According to the investigative update, all significant components of the helicopter were located within the wreckage area. Examination of the main and tail rotor assemblies found damage consistent with powered rotation at the time of impact. The initial point of impact consisted of highly fragmented cabin and cockpit debris.
The main wreckage was about 127 feet from the impact and consisted of the empennage/tailboom, both engines, avionics boxes, and portions of the cockpit instrument panel. The entire fuselage/cabin and both engines were subjected to a postcrash fire. The cockpit experienced extreme fragmentation. The instrument panel was destroyed, and most instruments were displaced from their panel mounts. Flight controls were fragmented and fire damaged.
The helicopter was not equipped with a flight data recorder or cockpit voice recorder nor was it required to be for the accident flight. The NTSB has been issuing recommendations to the Federal Aviation Administration to require recorders on helicopters since 1999. Currently, safety recommendations A-13-12 and A-13-13 are the only open recommendations that address recorders in helicopters.
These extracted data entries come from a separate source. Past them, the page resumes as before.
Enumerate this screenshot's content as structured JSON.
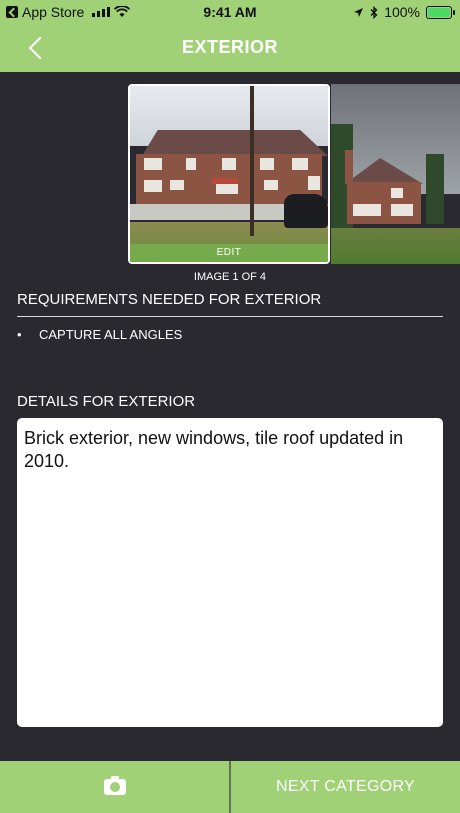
{
  "status_bar": {
    "back_app": "App Store",
    "time": "9:41 AM",
    "battery": "100%"
  },
  "nav": {
    "title": "EXTERIOR"
  },
  "gallery": {
    "edit_label": "EDIT",
    "counter": "IMAGE 1 OF 4"
  },
  "requirements": {
    "title": "REQUIREMENTS NEEDED FOR EXTERIOR",
    "items": [
      "CAPTURE ALL ANGLES"
    ]
  },
  "details": {
    "label": "DETAILS FOR EXTERIOR",
    "value": "Brick exterior, new windows, tile roof updated in 2010."
  },
  "footer": {
    "next_label": "NEXT CATEGORY"
  },
  "colors": {
    "accent_green": "#a0d177",
    "background": "#2b2930"
  }
}
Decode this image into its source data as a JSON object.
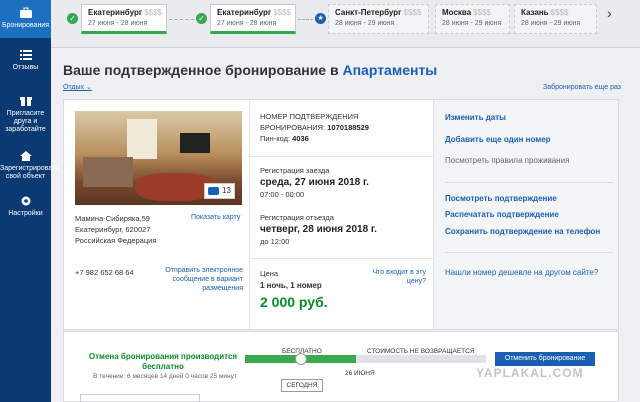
{
  "sidebar": {
    "items": [
      {
        "label": "Бронирования",
        "icon": "briefcase-icon"
      },
      {
        "label": "Отзывы",
        "icon": "list-icon"
      },
      {
        "label": "Пригласите друга и заработайте",
        "icon": "gift-icon"
      },
      {
        "label": "Зарегистрировать свой объект",
        "icon": "home-icon"
      },
      {
        "label": "Настройки",
        "icon": "gear-icon"
      }
    ]
  },
  "trips": [
    {
      "city": "Екатеринбург",
      "price": "$$$$",
      "dates": "27 июня - 28 июня"
    },
    {
      "city": "Екатеринбург",
      "price": "$$$$",
      "dates": "27 июня - 28 июня"
    },
    {
      "city": "Санкт-Петербург",
      "price": "$$$$",
      "dates": "28 июня - 29 июня"
    },
    {
      "city": "Москва",
      "price": "$$$$",
      "dates": "28 июня - 29 июня"
    },
    {
      "city": "Казань",
      "price": "$$$$",
      "dates": "28 июня - 29 июня"
    }
  ],
  "title_prefix": "Ваше подтвержденное бронирование в",
  "title_accent": "Апартаменты",
  "other_link": "Отдых",
  "archive_link": "Забронировать еще раз",
  "address": {
    "line1": "Мамина-Сибиряка,59",
    "line2": "Екатеринбург, 620027",
    "line3": "Российская Федерация"
  },
  "map_link": "Показать карту",
  "phone": "+7 982 652 68 64",
  "message_link": "Отправить электронное сообщение в вариант размещения",
  "photo_count": "13",
  "confirmation": {
    "label1": "НОМЕР ПОДТВЕРЖДЕНИЯ",
    "label2": "БРОНИРОВАНИЯ:",
    "number": "1070188529",
    "pin_label": "Пин-код:",
    "pin": "4036"
  },
  "checkin": {
    "label": "Регистрация заезда",
    "date": "среда, 27 июня 2018 г.",
    "time": "07:00 - 00:00"
  },
  "checkout": {
    "label": "Регистрация отъезда",
    "date": "четверг, 28 июня 2018 г.",
    "time": "до 12:00"
  },
  "price": {
    "label": "Цена",
    "nights": "1 ночь, 1 номер",
    "amount": "2 000 руб.",
    "whats_in": "Что входит в эту цену?"
  },
  "actions": {
    "change_dates": "Изменить даты",
    "add_room": "Добавить еще один номер",
    "rules": "Посмотреть правила проживания",
    "view_confirmation": "Посмотреть подтверждение",
    "print_confirmation": "Распечатать подтверждение",
    "save_phone": "Сохранить подтверждение на телефон",
    "cheaper": "Нашли номер дешевле на другом сайте?"
  },
  "cancellation": {
    "title": "Отмена бронирования производится бесплатно",
    "sub": "В течение: 6 месяцев 14 дней 0 часов 25 минут",
    "free_label": "БЕСПЛАТНО",
    "nonref_label": "СТОИМОСТЬ НЕ ВОЗВРАЩАЕТСЯ",
    "today": "СЕГОДНЯ",
    "date": "26 ИЮНЯ",
    "cancel_button": "Отменить бронирование"
  },
  "watermark": "YAPLAKAL.COM"
}
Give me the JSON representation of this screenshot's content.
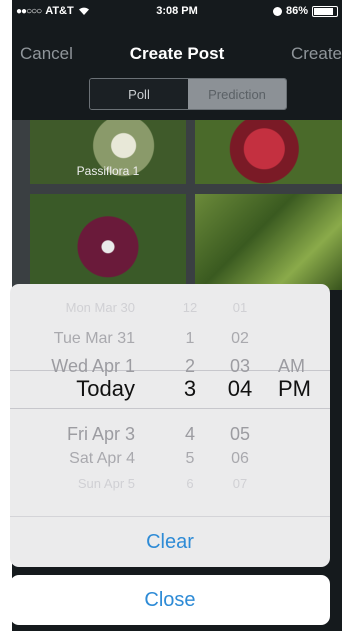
{
  "status_bar": {
    "carrier": "AT&T",
    "signal_dots": "●●○○○",
    "time": "3:08 PM",
    "battery": "86%"
  },
  "nav": {
    "cancel": "Cancel",
    "title": "Create Post",
    "create": "Create"
  },
  "segments": {
    "poll": "Poll",
    "prediction": "Prediction",
    "selected": "Prediction"
  },
  "photos": [
    {
      "caption": "Passiflora 1"
    },
    {
      "caption": ""
    },
    {
      "caption": ""
    },
    {
      "caption": ""
    }
  ],
  "picker": {
    "dates": [
      "Mon Mar 30",
      "Tue Mar 31",
      "Wed Apr 1",
      "Today",
      "Fri Apr 3",
      "Sat Apr 4",
      "Sun Apr 5"
    ],
    "hours": [
      "12",
      "1",
      "2",
      "3",
      "4",
      "5",
      "6"
    ],
    "minutes": [
      "01",
      "02",
      "03",
      "04",
      "05",
      "06",
      "07"
    ],
    "ampm": [
      "AM",
      "PM"
    ],
    "selected": {
      "date": "Today",
      "hour": "3",
      "minute": "04",
      "ampm": "PM"
    }
  },
  "actions": {
    "clear": "Clear",
    "close": "Close"
  },
  "colors": {
    "accent": "#2e8bd6",
    "nav_bg": "#151a1d",
    "sheet_bg": "#ebebec"
  }
}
The helicopter operator, Island Express Helicopters, held an FAA Part 135 operating certificate ISHA094F, for on-demand VFR-only operations, since 1998 and conducted offshore oil industry support flights and charter flights. The company’s operations specifications document listed six helicopters including the accident aircraft: 1 SK-76A, 2 SK-76B, 2 AS-350-B2 and 1 AS-350-BA.
The investigative update includes a summary of the ATC and radar data, weather information as well as a summary of video and photos provided by witnesses depicting the weather at the time of the accident.
The information in the update is preliminary and subject to change as the NTSB’s investigation progresses. Analysis of the accident facts, along with conclusions and a determination of probable cause, will come at a later date when the final report on the investigation is completed. As such, no conclusions about how the incident happened should be drawn from the information contained within the investigative update.